Ever wanted to have coordinated views of multiples plots when you pan or zoom? You can do this in MATLAB.
Let's suppose I have two plots and I want to be sure they keep their x-axes synchronized. I'll start by loading the sunspot data.
sdata = load('sunspot.dat');
time = sdata(:,1);
spots = sdata(:,2);I've heard that there is an 11-year cycle for sunspots. So let me generate a sinusoid with a period of 11 years so we can then do a visual comparison (vs. the more appropriate Fourier analysis!).
cycle11 = sin(time*pi*2/11);
Now let's plot the two curves, but in different axes since the scalings are quite different and I don't want to worry about them.
hspots = subplot(2,1,1); plot(time,spots) h11 = subplot(2,1,2); plot(time,cycle11)

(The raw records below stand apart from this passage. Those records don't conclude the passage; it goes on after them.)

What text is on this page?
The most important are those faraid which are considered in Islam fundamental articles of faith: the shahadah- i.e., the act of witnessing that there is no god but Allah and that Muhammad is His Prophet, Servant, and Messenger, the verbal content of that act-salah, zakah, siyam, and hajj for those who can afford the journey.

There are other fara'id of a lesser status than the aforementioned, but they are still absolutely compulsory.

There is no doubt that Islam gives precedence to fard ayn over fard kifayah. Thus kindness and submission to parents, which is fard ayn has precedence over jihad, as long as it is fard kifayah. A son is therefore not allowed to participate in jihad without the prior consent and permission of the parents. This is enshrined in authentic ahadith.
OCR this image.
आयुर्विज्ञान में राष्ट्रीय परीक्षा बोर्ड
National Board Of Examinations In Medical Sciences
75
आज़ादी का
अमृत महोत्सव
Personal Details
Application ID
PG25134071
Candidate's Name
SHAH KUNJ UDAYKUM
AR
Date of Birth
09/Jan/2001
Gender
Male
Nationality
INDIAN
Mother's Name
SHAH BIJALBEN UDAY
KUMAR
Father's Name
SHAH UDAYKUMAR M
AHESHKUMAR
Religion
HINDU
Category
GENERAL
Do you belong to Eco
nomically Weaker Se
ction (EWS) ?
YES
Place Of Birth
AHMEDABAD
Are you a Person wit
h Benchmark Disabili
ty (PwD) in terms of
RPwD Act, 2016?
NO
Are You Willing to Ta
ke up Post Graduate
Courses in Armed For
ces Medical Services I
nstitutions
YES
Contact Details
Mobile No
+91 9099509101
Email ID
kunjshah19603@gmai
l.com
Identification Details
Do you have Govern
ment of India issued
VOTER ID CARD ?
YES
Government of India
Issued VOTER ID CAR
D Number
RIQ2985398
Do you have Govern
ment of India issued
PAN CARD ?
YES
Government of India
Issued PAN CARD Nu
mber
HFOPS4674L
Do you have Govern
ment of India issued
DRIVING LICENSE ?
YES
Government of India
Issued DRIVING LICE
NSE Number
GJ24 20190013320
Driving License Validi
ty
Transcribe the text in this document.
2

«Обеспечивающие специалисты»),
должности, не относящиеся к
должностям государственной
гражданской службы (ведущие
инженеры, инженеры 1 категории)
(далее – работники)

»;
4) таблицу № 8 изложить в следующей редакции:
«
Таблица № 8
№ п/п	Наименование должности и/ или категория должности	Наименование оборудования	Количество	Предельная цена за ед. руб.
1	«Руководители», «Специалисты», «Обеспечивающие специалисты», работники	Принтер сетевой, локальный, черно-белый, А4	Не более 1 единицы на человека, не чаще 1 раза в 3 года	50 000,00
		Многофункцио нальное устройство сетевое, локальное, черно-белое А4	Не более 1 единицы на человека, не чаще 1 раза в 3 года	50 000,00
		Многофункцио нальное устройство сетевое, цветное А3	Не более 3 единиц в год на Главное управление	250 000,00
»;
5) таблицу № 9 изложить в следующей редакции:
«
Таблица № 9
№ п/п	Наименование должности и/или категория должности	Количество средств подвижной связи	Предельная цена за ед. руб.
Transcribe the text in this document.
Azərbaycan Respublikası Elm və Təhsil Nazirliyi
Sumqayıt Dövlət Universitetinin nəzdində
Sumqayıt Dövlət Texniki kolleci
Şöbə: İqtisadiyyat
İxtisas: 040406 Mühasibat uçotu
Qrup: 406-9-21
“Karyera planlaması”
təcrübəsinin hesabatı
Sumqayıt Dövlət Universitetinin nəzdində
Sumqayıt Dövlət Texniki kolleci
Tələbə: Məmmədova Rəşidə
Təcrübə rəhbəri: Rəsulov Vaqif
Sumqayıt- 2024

Here I ensure the plots have the same x-axis by explicitly plotting the data using the same x-coordinates. But let's say I want to zoom in now. I can achieve this by setting both x-axes with the same limits. I could do them one at a time, or together.
set([hspots h11],'xlim',[1900 1950]);
I can still make "mistakes" though, by setting the limits on only one of the axes.
set(h11,'xlim',[1850 1900])
I can achieve the synchronization, with a little less mental effort than carrying around all affected axes, by using the function |linkaxes.
linkaxes([h11 hspots],'x') set(h11,'xlim',[1800 1850])
Do you have a simple way to coordinate your plots? Let me know here.
Get
the MATLAB code
Published with MATLAB® 7.10



To coordinate plots, I use linzoom from the file exchange: http://www.mathworks.com/matlabcentral/fileexchange/21414
This is a great capability and I have used it and extended it to multiple figure windows.
I have created a GUI that reads data in multiple formats and provides push-button plotting support. I link axes across multiple figures, allowing the user to zoom in to the same time frame on all signals plotted using the GUI. Zoom in on any figure, then select a menu item and all figures are updated to use that same time scale.
The plotting routine also computes statistical and frequency information on each data signal. Updating the axes recomputes this information using only the data from the current time scale. This has proven very valuable in quickly isolating and analyzing issues that occur for brief time periods within a larger data set.